Editor’s note:  Our “New Knowledge” feature generally highlights recent research that we think our readers will find informative.  This week, as we do occasionally, we highlight some recent research about which we have questions.

School Closures and the Gentrification of the Black Metropolis. This paper looks at the correlation between school closures and neighborhood gentrification.  It purports to have found that the closing of schools in predominantly Black neighborhoods is associated with a higher probability of gentrification.

To start out with, it’s important to focus on the paper’s definition of gentrification:  if a low income census tract experienced any real increase in housing prices or an increase in its educational attainment in excess of the citywide average, it was considered to have gentrified.  The study reports that 29 percent of all eligible tracts gentrified.   That’s a high number, because its a low threshold:   this definition doesn’t necessarily signal a wholesale change in a neighborhood’s demographic composition.

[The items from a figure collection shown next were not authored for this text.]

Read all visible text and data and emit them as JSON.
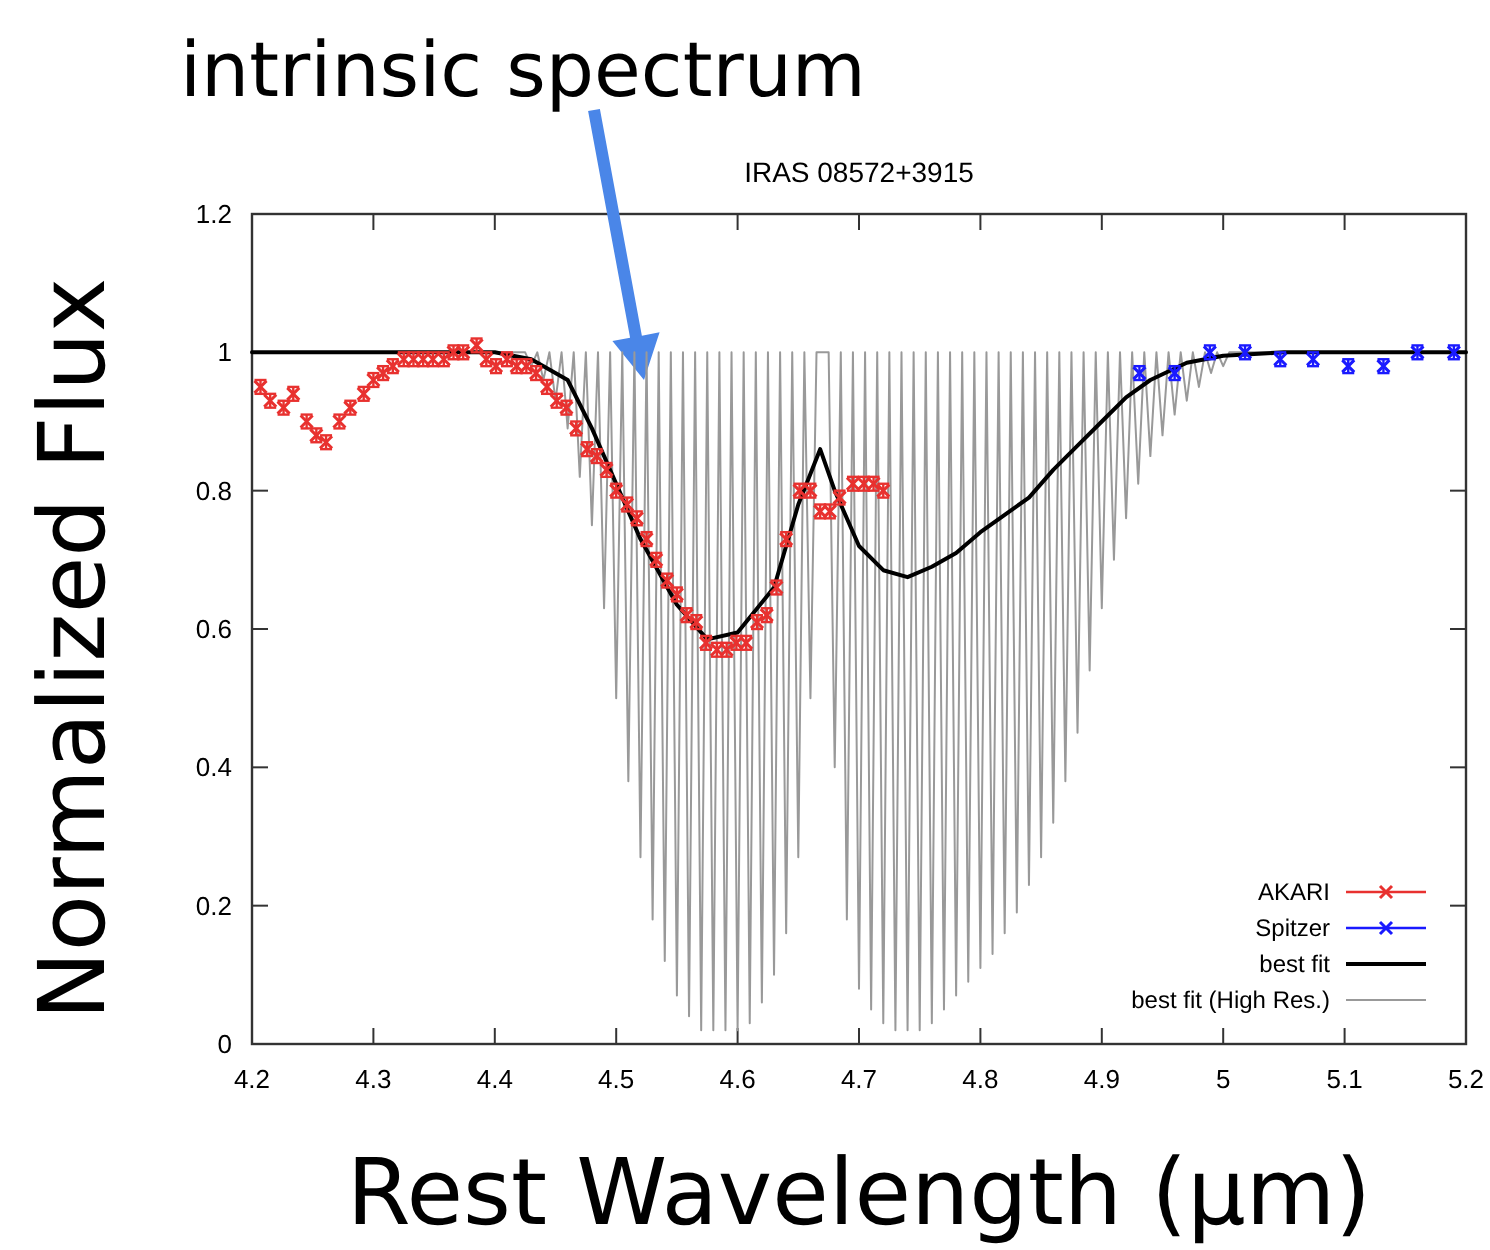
{
  "chart_data": {
    "type": "line",
    "title": "IRAS 08572+3915",
    "xlabel": "Rest Wavelength (μm)",
    "ylabel": "Normalized Flux",
    "xlim": [
      4.2,
      5.2
    ],
    "xticks": [
      4.2,
      4.3,
      4.4,
      4.5,
      4.6,
      4.7,
      4.8,
      4.9,
      5.0,
      5.1,
      5.2
    ],
    "ylim": [
      0,
      1.2
    ],
    "yticks": [
      0,
      0.2,
      0.4,
      0.6,
      0.8,
      1,
      1.2
    ],
    "grid": false,
    "legend": "bottom right",
    "annotations": [
      "intrinsic spectrum"
    ],
    "series": [
      {
        "name": "best fit (High Res.)",
        "type": "line",
        "color": "#999999",
        "x": [
          4.2,
          4.425,
          4.43,
          4.435,
          4.44,
          4.445,
          4.45,
          4.455,
          4.46,
          4.465,
          4.47,
          4.475,
          4.48,
          4.485,
          4.49,
          4.495,
          4.5,
          4.505,
          4.51,
          4.515,
          4.52,
          4.525,
          4.53,
          4.535,
          4.54,
          4.545,
          4.55,
          4.555,
          4.56,
          4.565,
          4.57,
          4.575,
          4.58,
          4.585,
          4.59,
          4.595,
          4.6,
          4.605,
          4.61,
          4.615,
          4.62,
          4.625,
          4.63,
          4.635,
          4.64,
          4.645,
          4.65,
          4.655,
          4.66,
          4.665,
          4.675,
          4.68,
          4.685,
          4.69,
          4.695,
          4.7,
          4.705,
          4.71,
          4.715,
          4.72,
          4.725,
          4.73,
          4.735,
          4.74,
          4.745,
          4.75,
          4.755,
          4.76,
          4.765,
          4.77,
          4.775,
          4.78,
          4.785,
          4.79,
          4.795,
          4.8,
          4.805,
          4.81,
          4.815,
          4.82,
          4.825,
          4.83,
          4.835,
          4.84,
          4.845,
          4.85,
          4.855,
          4.86,
          4.865,
          4.87,
          4.875,
          4.88,
          4.885,
          4.89,
          4.895,
          4.9,
          4.905,
          4.91,
          4.915,
          4.92,
          4.925,
          4.93,
          4.935,
          4.94,
          4.945,
          4.95,
          4.955,
          4.96,
          4.965,
          4.97,
          4.975,
          4.98,
          4.985,
          4.99,
          4.995,
          5.0,
          5.005,
          5.2
        ],
        "values": [
          1,
          1,
          0.98,
          1,
          0.96,
          1,
          0.93,
          1,
          0.89,
          1,
          0.82,
          1,
          0.75,
          1,
          0.63,
          1,
          0.5,
          1,
          0.38,
          1,
          0.27,
          1,
          0.18,
          1,
          0.12,
          1,
          0.07,
          1,
          0.04,
          1,
          0.02,
          1,
          0.02,
          1,
          0.02,
          1,
          0.02,
          1,
          0.03,
          1,
          0.06,
          1,
          0.1,
          1,
          0.16,
          1,
          0.27,
          1,
          0.5,
          1,
          1,
          0.4,
          1,
          0.18,
          1,
          0.08,
          1,
          0.05,
          1,
          0.03,
          1,
          0.02,
          1,
          0.02,
          1,
          0.02,
          1,
          0.03,
          1,
          0.05,
          1,
          0.07,
          1,
          0.09,
          1,
          0.11,
          1,
          0.13,
          1,
          0.16,
          1,
          0.19,
          1,
          0.23,
          1,
          0.27,
          1,
          0.32,
          1,
          0.38,
          1,
          0.45,
          1,
          0.54,
          1,
          0.63,
          1,
          0.7,
          1,
          0.76,
          1,
          0.81,
          1,
          0.85,
          1,
          0.88,
          1,
          0.91,
          1,
          0.93,
          1,
          0.95,
          1,
          0.97,
          1,
          0.98,
          1,
          1
        ]
      },
      {
        "name": "best fit",
        "type": "line",
        "color": "#000000",
        "x": [
          4.2,
          4.4,
          4.43,
          4.46,
          4.48,
          4.5,
          4.52,
          4.55,
          4.575,
          4.6,
          4.63,
          4.65,
          4.668,
          4.68,
          4.7,
          4.72,
          4.74,
          4.76,
          4.78,
          4.8,
          4.82,
          4.84,
          4.86,
          4.88,
          4.9,
          4.92,
          4.94,
          4.97,
          5.0,
          5.05,
          5.2
        ],
        "values": [
          1,
          1,
          0.99,
          0.96,
          0.89,
          0.81,
          0.73,
          0.635,
          0.585,
          0.595,
          0.66,
          0.78,
          0.86,
          0.8,
          0.72,
          0.685,
          0.675,
          0.69,
          0.71,
          0.74,
          0.765,
          0.79,
          0.83,
          0.865,
          0.9,
          0.935,
          0.96,
          0.985,
          0.995,
          1,
          1
        ]
      },
      {
        "name": "AKARI",
        "type": "scatter",
        "color": "#e8312f",
        "marker": "cross",
        "x": [
          4.207,
          4.215,
          4.226,
          4.234,
          4.245,
          4.253,
          4.261,
          4.272,
          4.281,
          4.292,
          4.3,
          4.308,
          4.316,
          4.325,
          4.333,
          4.341,
          4.349,
          4.358,
          4.366,
          4.374,
          4.385,
          4.393,
          4.401,
          4.41,
          4.418,
          4.426,
          4.434,
          4.443,
          4.451,
          4.459,
          4.467,
          4.476,
          4.484,
          4.492,
          4.5,
          4.509,
          4.517,
          4.525,
          4.533,
          4.542,
          4.55,
          4.558,
          4.566,
          4.574,
          4.583,
          4.591,
          4.599,
          4.607,
          4.616,
          4.624,
          4.632,
          4.64,
          4.651,
          4.66,
          4.668,
          4.676,
          4.684,
          4.695,
          4.704,
          4.712,
          4.72
        ],
        "values": [
          0.95,
          0.93,
          0.92,
          0.94,
          0.9,
          0.88,
          0.87,
          0.9,
          0.92,
          0.94,
          0.96,
          0.97,
          0.98,
          0.99,
          0.99,
          0.99,
          0.99,
          0.99,
          1.0,
          1.0,
          1.01,
          0.99,
          0.98,
          0.99,
          0.98,
          0.98,
          0.97,
          0.95,
          0.93,
          0.92,
          0.89,
          0.86,
          0.85,
          0.83,
          0.8,
          0.78,
          0.76,
          0.73,
          0.7,
          0.67,
          0.65,
          0.62,
          0.61,
          0.58,
          0.57,
          0.57,
          0.58,
          0.58,
          0.61,
          0.62,
          0.66,
          0.73,
          0.8,
          0.8,
          0.77,
          0.77,
          0.79,
          0.81,
          0.81,
          0.81,
          0.8
        ],
        "errors": [
          0.01,
          0.01,
          0.01,
          0.01,
          0.01,
          0.01,
          0.01,
          0.01,
          0.01,
          0.01,
          0.01,
          0.01,
          0.01,
          0.01,
          0.01,
          0.01,
          0.01,
          0.01,
          0.01,
          0.01,
          0.01,
          0.01,
          0.01,
          0.01,
          0.01,
          0.01,
          0.01,
          0.01,
          0.01,
          0.01,
          0.01,
          0.01,
          0.01,
          0.01,
          0.01,
          0.01,
          0.01,
          0.01,
          0.01,
          0.01,
          0.01,
          0.01,
          0.01,
          0.01,
          0.01,
          0.01,
          0.01,
          0.01,
          0.01,
          0.01,
          0.01,
          0.01,
          0.01,
          0.01,
          0.01,
          0.01,
          0.01,
          0.01,
          0.01,
          0.01,
          0.01
        ]
      },
      {
        "name": "Spitzer",
        "type": "scatter",
        "color": "#1a1aff",
        "marker": "cross",
        "x": [
          4.931,
          4.96,
          4.989,
          5.018,
          5.047,
          5.074,
          5.103,
          5.132,
          5.16,
          5.19
        ],
        "values": [
          0.97,
          0.97,
          1.0,
          1.0,
          0.99,
          0.99,
          0.98,
          0.98,
          1.0,
          1.0
        ],
        "errors": [
          0.01,
          0.01,
          0.01,
          0.01,
          0.01,
          0.01,
          0.01,
          0.01,
          0.01,
          0.01
        ]
      }
    ]
  }
}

Moreover, the study actually buries the lede about gentrification in Black communities:  consistent with other research, this study shows that predominantly Black and Hispanic neighborhoods are dramatically less likely to gentrify than otherwise similar white  neighborhoods.  Hispanic neighborhoods are 83 percent less likely that white neighborhoods to gentrify; Black neighborhoods are 54 percent less likely to gentrify.  The author’s finding is that Black neighborhoods with school closures are more likely to have experienced gentrification  than Black neighborhoods without school closures.  The effect, though statistically significant, is not large:  about 27 percent Black neighborhoods with school closures gentrify, compared to 19 percent of Black neighborhoods where schools don’t close.  Its still the case that White neighborhoods with (or without) school closures are more likely to gentrify than Black neighborhoods with school closures.

Francis A. Pearman, II & Danielle Marie Greene, School Closures and the Gentrification of the Black Metropolis, Stanford Center for Education Policy Analysis, CEPA Working Paper No. 21-02.  February 2022.